Men vs women drivers – the gap in confidence is closing
12 December 2017
It’s a debate (almost) as old as the wheel itself – who’s the better driver, men or women? Or rather who thinks they are the better driver?
It may come as no surprise, or perhaps it does, that according to a recent AA Insurance Driver Survey, men remain more confident in their ability behind the wheel than women. However, their confidence is slipping.
The survey, which asked 1,014 Kiwis to rate their own driving and parking ability, found men had actually lost a little confidence in both categories since last year. Their confidence in driving dipped from 96 to 94 per cent over 12 months, while their parking confidence dropped from 93 to 89 per cent.
Women, on the other hand, remained as confident in their parking as they were last year at 78 per cent. However, their driving confidence was boosted - from 90 to 92 per cent - and began to close the gap between the genders.
But why are men losing confidence? There may be several reasons, such as age, the number of cars now on the road, or less time spent driving; 69 per cent of Kiwis now drive everyday compared to 75 per cent last year. And more people are now driving only a few times a week, which could be the result of a change of lifestyle, work habits or an uptake in public transport.
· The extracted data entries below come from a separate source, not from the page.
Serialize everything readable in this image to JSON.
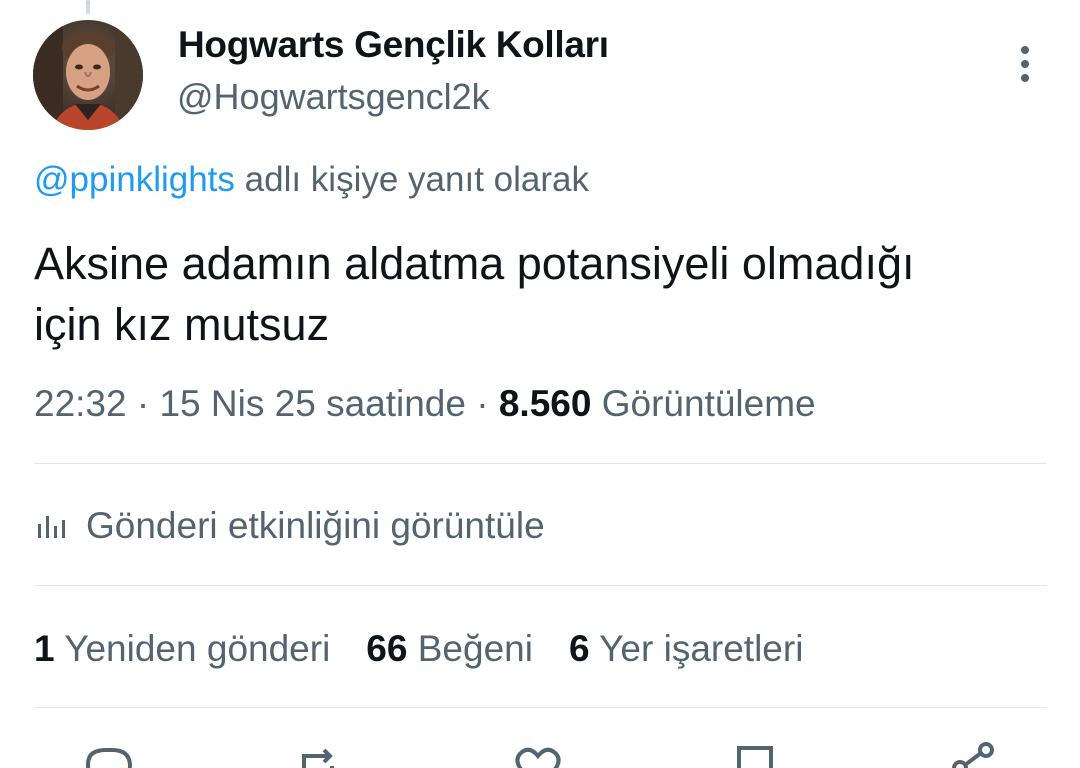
{
  "author": {
    "display_name": "Hogwarts Gençlik Kolları",
    "handle": "@Hogwartsgencl2k"
  },
  "reply": {
    "mention": "@ppinklights",
    "suffix": " adlı kişiye yanıt olarak"
  },
  "tweet": {
    "lines": [
      "Aksine adamın aldatma potansiyeli olmadığı",
      "için kız mutsuz"
    ]
  },
  "meta": {
    "time": "22:32",
    "separator1": " · ",
    "date": "15 Nis 25 saatinde",
    "separator2": " · ",
    "views_count": "8.560",
    "views_label": " Görüntüleme"
  },
  "activity": {
    "label": "Gönderi etkinliğini görüntüle"
  },
  "stats": {
    "reposts_count": "1",
    "reposts_label": " Yeniden gönderi",
    "likes_count": "66",
    "likes_label": " Beğeni",
    "bookmarks_count": "6",
    "bookmarks_label": " Yer işaretleri"
  },
  "icons": {
    "more": "more-vertical-icon",
    "analytics": "bar-chart-icon",
    "reply": "reply-icon",
    "repost": "repost-icon",
    "like": "heart-icon",
    "bookmark": "bookmark-icon",
    "share": "share-icon"
  },
  "colors": {
    "link": "#1d9bf0",
    "secondary_text": "#536471",
    "primary_text": "#0f1419",
    "divider": "#e1e8ed"
  }
}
But hold the phone! Men are still more confident in their own driving abilities than they are their partner’s. Only 15 per cent rated their partner’s driving as excellent, while 36 per cent rated their own as excellent. Conversely, around a third of women rated their partner’s ability higher than their own. This is despite men being more likely to have had an accident (71 per cent) than women (64 per cent).
This just goes to show that no matter what your level of confidence, accidents can and do happen, so it really pays to have some form of insurance to protect your vehicle, as well as your back pocket.